Verehrung und Verachtung, höchste Anerkennung und bittere Kritik lagen in der Beurteilung Kohls dicht beisammen. In der Spendenaffäre wurde ihm zum Verhängnis, was ihm beim Prozess der Wiedervereinigung genützt hatte: das «System Kohl», jenes Netzwerk aus Freunden, Kontakten und Informanten, das er nicht nur auf internationaler, sondern auch auf nationaler Ebene und innerhalb der CDU geknüpft hatte. Aber auch seine bedingungslose Loyalität, die er von anderen ebenso erwartete und einforderte, wie er sie ihnen entgegenbrachte.

Kohl geht aber nicht nur als Architekt der Deutschen Einheit, sondern auch als Motor der europäischen Integration und der Osterweiterung der EU sowie als Vater des Euro in die Geschichte ein. Ein starkes Europa sollte die Phase blutiger Konflikte in Europa nach Kohls Meinung endgültig beenden. Doch in der Schweiz stiess Kohl mit seinem Projekt des vereinigten Europas mit einer Einheitswährung auf Widerstände.

Ogi: «Die Chemie stimmte»Im April 1989 weilte der Kanzler zu einem offiziellen Arbeitsbesuch in der Schweiz. Bei den Gesprächen mit den Bundesräten Otto Stich, René Felber, Jean-Pascal Delamuraz und Adolf Ogi ging es damals auch um die Verhandlungen der Schweiz mit der EG. Adolf Ogi erinnerte sich vor einigen Jahren gegenüber dieser Zeitung an einen Mann, «der unser Land mit den verschiedenen Kulturen und den vier Landessprachen als Beispiel dafür gesehen hat, wie Europa funktionieren könnte.» Die Stimmung sei damals sehr gut gewesen, «wir haben getafelt, gelacht und Kohl hat Sprüche geklopft. Die Chemie hat gestimmt. Und Kohl hat uns sehr viel Respekt entgegengebracht», erinnert sich der Altbundesrat.

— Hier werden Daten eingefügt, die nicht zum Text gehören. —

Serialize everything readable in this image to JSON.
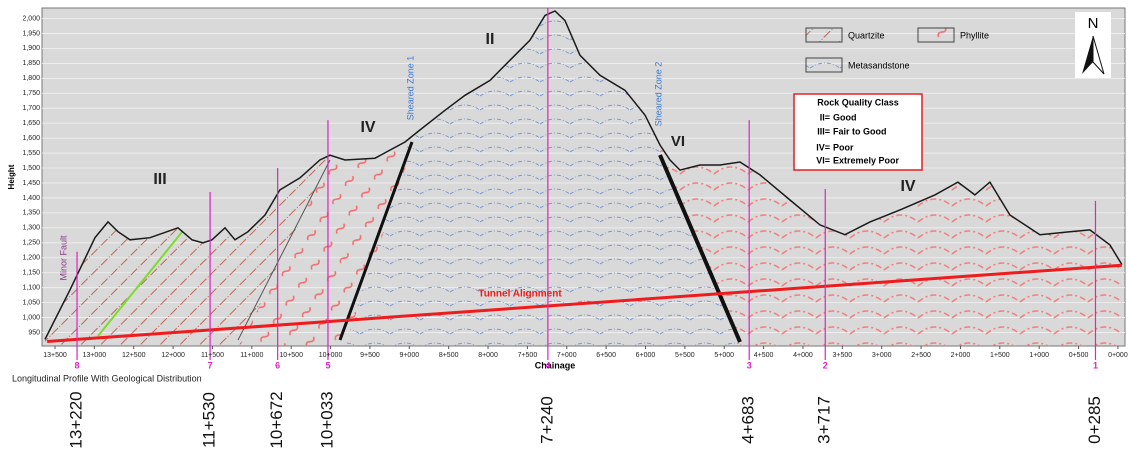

Weniger glücklich agierte der Pfälzer auf dem Gebiet der Wirtschafts-, Finanz- und auch de Innenpolitik. Vor allem in seinen letzten Amtsjahren blieben dringend notwendige Reformen in den Ansätzen stecken. Und zwar nicht nur, weil sich die sozialdemokratische Opposition vehement dagegen wehrte, sondern auch, weil der Kanzler nicht entschieden genug handelte. Sein historisches Verdienst aber bleibt über seinen Tod hinaus: die Deutsche Einheit.